Mindestens im Chemieunterricht gibt es eine sehr hilfreiche und im Prinzip auch realitätsgetreue Regel: Chemische Elemente bleiben als solche auch unabhängig von (chemischen) Reaktionen erhalten. So können Elemente zwar etwa oxidiert, allerdings nicht vernichtet oder neu erzeugt werden. In der Natur und auch in der Technik ist dies aber möglich: Der Begriff der Transmutation beschreibt die Elementumwandlung, also die Umwandlung eines chemischen Elements in ein anderes. Solche Transmutationen treten etwa bei Kernwaffenexplosionen oder der Kernspaltung in Atomkraftwerken auf, aber auch beim natürlichen Zerfall radioaktiver Substanzen oder der Kernfusion in der Sonne. Theoretisch ist es damit möglich beziehungsweise denkbar und auch dokumentiert, etwa Gold aus weniger wertvollen Stoffen zu erzeugen - und damit ein Ziel der Alchemie zu erreichen.
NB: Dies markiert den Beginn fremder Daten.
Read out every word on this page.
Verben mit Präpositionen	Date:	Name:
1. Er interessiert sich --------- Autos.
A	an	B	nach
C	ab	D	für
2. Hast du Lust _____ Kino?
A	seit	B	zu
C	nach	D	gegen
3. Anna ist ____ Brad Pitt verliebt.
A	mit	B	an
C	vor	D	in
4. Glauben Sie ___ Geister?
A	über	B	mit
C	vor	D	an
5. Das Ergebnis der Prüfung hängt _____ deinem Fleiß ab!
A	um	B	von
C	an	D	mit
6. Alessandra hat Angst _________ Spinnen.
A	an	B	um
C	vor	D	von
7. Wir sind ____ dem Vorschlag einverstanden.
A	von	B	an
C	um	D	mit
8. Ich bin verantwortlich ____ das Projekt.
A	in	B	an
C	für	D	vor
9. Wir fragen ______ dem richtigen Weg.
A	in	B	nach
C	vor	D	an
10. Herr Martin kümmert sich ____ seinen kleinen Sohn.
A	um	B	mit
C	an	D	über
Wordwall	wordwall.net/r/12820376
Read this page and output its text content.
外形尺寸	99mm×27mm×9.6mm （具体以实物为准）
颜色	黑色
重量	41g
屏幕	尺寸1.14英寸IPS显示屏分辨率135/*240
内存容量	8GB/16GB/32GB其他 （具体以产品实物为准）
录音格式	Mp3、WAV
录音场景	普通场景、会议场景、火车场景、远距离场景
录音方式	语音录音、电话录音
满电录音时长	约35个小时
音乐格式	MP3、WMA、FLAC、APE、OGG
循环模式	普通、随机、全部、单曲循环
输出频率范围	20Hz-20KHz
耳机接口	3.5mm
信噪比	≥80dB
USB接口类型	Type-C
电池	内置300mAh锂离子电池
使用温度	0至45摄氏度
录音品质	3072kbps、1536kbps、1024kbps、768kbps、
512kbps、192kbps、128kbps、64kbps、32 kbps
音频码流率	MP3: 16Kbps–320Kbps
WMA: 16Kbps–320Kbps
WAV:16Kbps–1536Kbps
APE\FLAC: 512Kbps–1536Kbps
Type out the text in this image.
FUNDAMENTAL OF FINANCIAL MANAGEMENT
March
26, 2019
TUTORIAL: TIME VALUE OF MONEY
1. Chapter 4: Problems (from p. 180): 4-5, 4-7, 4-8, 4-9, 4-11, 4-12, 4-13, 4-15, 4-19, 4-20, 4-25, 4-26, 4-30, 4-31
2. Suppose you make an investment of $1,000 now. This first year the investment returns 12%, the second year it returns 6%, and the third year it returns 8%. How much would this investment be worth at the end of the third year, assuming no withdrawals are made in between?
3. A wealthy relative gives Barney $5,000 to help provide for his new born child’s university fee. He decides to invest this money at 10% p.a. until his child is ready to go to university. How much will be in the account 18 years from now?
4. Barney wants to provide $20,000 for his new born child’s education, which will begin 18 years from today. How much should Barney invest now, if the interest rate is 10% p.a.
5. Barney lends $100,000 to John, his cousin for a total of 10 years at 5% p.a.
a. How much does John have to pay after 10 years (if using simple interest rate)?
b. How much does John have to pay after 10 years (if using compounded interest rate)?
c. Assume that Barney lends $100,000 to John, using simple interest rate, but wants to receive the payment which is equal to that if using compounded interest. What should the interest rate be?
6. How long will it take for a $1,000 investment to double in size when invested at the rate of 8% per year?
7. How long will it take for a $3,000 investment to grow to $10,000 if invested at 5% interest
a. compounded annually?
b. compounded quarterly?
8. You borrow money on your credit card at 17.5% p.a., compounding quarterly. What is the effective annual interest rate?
Das amerikanische Start-up Marathon Fusion hat nun eine Möglichkeit gezeigt, wie sich Gold als Nebenprodukt bei der Kernfusion herstellen ließe. Dabei handelt es sich noch um ein wissenschaftliches Paper, das auch noch keinem formalen Peer-Review unterzogen wurde. Ein hohes Maß an Skepsis ist dementsprechend noch angebracht, allerdings handelt es sich bei der Kernfusion um einen Prozess, der eben auch perspektivisch zur Energieerzeugung eingesetzt werden soll - allerdings ist die Technik trotzt jahrzehntelanger Forschung noch nicht produktiv zur Stromerzeugung nutzbar.
Die von Marathon Fusion gezeigte Möglichkeit nutzt 198Hg, welches dann zu 197Hg wird - und dann mit einer Halbwertzeit von knapp drei Tagen in das stabile Gold-Isotop 197Au zerfällt. Vorteilhaft an dieser Methode wäre der direkte Zerfall in ein stabiles Isotop. Je Gigawatt erzeugter Energie sollen sich damit 5.000 Kilogramm Gold im Jahr erzeugen lassen - beim aktuellem Goldpreis wäre diese Menge Gold über 450 Millionen Euro wert. Mit diesem Nebenprodukt ließ sich die Rentabilität der Stromerzeugung entsprechend erhöhen. Zum Vergleich: Das Kernkraftwerk Olkiluoto mit einer Leistung von 3,55 Megawatt kostete rund 11 Milliarden Euro - und dabei handelt es sich um ein Atomkraftwerk und keinen Fusionsreaktor und damit um einen grundsätzlich bekannten, verbreiten und erforschten Anlagentyp zur Energieerzeugung.